Glutamine is synthesized primarily in skeletal muscle, and enables transfer of nitrogen to the liver, as well as serving other functions. There is increasing evidence for beneficial clinical effects of glutamine supplementation in critically ill patients. However, the response of endogenous glutamine formation to severe stress is poorly understood. The rates of net protein balance, leucine oxidative decarboxylation, and alanine and glutamine synthesis de novo were determined in leg skeletal muscle of 20 severely burned patients and 19 normal controls in the post-absorptive state. Patients were studied at 14+/-5 days post-burn, and their mean burn size was 66+/-18% of total body surface area. Methods were based on the leg arteriovenous balance technique in combination with biopsies of the vastus lateralis muscle.
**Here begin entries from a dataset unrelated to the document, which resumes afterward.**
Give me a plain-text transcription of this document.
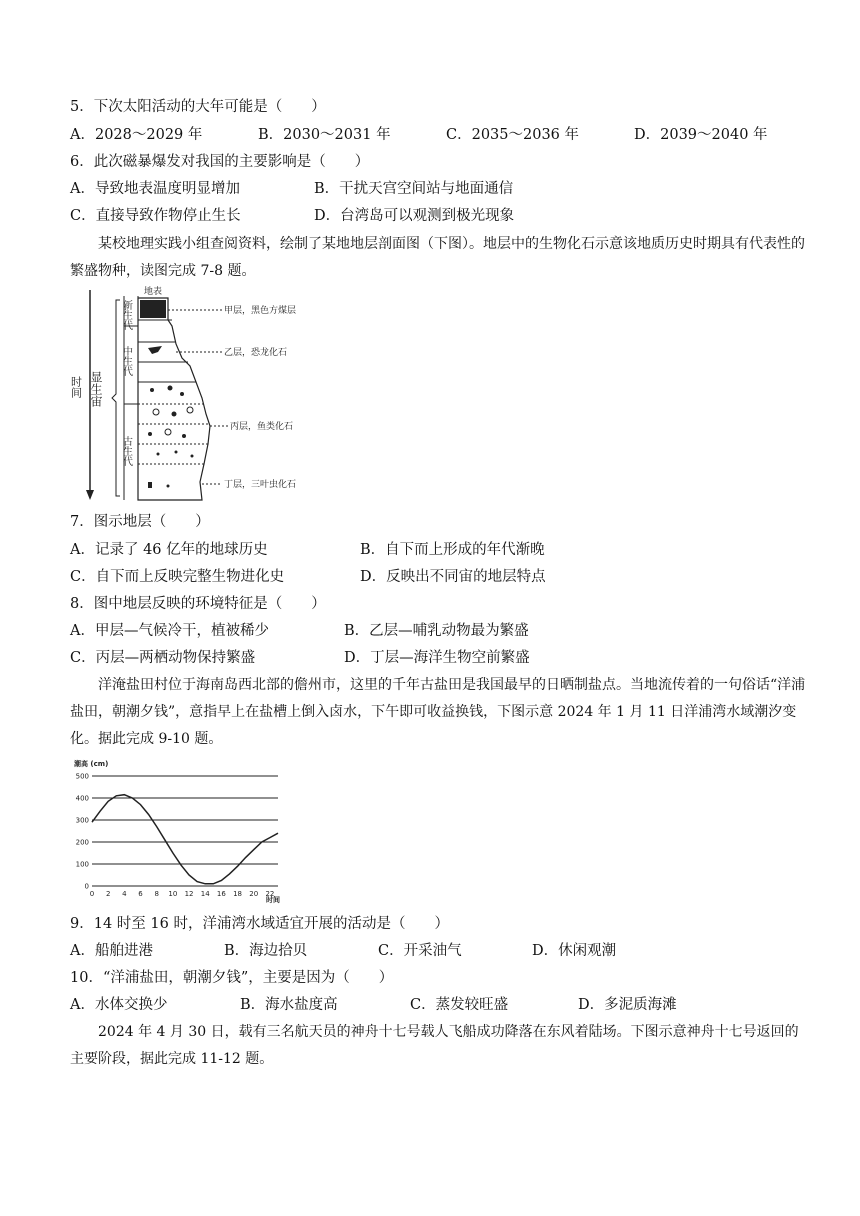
5．下次太阳活动的大年可能是（　　）
A．2028～2029 年	B．2030～2031 年	C．2035～2036 年	D．2039～2040 年
6．此次磁暴爆发对我国的主要影响是（　　）
A．导致地表温度明显增加	B．干扰天宫空间站与地面通信
C．直接导致作物停止生长	D．台湾岛可以观测到极光现象
某校地理实践小组查阅资料，绘制了某地地层剖面图（下图）。地层中的生物化石示意该地质历史时期具有代表性的繁盛物种，读图完成 7-8 题。
时间 显生宙
新生代
中生代
古生代
地表
甲层，黑色方煤层
乙层，恐龙化石
丙层，鱼类化石
丁层，三叶虫化石
7．图示地层（　　）
A．记录了 46 亿年的地球历史	B．自下而上形成的年代渐晚
C．自下而上反映完整生物进化史	D．反映出不同宙的地层特点
8．图中地层反映的环境特征是（　　）
A．甲层—气候冷干，植被稀少	B．乙层—哺乳动物最为繁盛
C．丙层—两栖动物保持繁盛	D．丁层—海洋生物空前繁盛
洋淹盐田村位于海南岛西北部的儋州市，这里的千年古盐田是我国最早的日晒制盐点。当地流传着的一句俗话“洋浦盐田，朝潮夕钱”，意指早上在盐槽上倒入卤水，下午即可收益换钱，下图示意 2024 年 1 月 11 日洋浦湾水域潮汐变化。据此完成 9-10 题。
潮高 (cm)
0
100
200
300
400
500
0 2 4 6 8 10 12 14 16 18 20 22
时间
9．14 时至 16 时，洋浦湾水域适宜开展的活动是（　　）
A．船舶进港	B．海边拾贝	C．开采油气	D．休闲观潮
10．“洋浦盐田，朝潮夕钱”，主要是因为（　　）
A．水体交换少	B．海水盐度高	C．蒸发较旺盛	D．多泥质海滩
2024 年 4 月 30 日，载有三名航天员的神舟十七号载人飞船成功降落在东风着陆场。下图示意神舟十七号返回的主要阶段，据此完成 11-12 题。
In the post-absorptive state, patients with severe burns, as compared with healthy control subjects, exhibited accelerated muscle loss (+150%) (i.e. proteolysis minus synthesis) and leucine oxidative decarboxylation (+117%), and depletion of the intramuscular free glutamine pool (-63%). The average rate of glutamine synthesis de novo was decreased by 48%, whereas net alanine synthesis de novo was increased by 174%, in skeletal muscle of burned patients. In conclusion, in severely hypercatabolic burned patients, muscle glutamine formation was suppressed, whereas alanine was the major vehicle for inter-organ nitrogen transport. These changes account for a decreased glutamine availability during prolonged severe stress.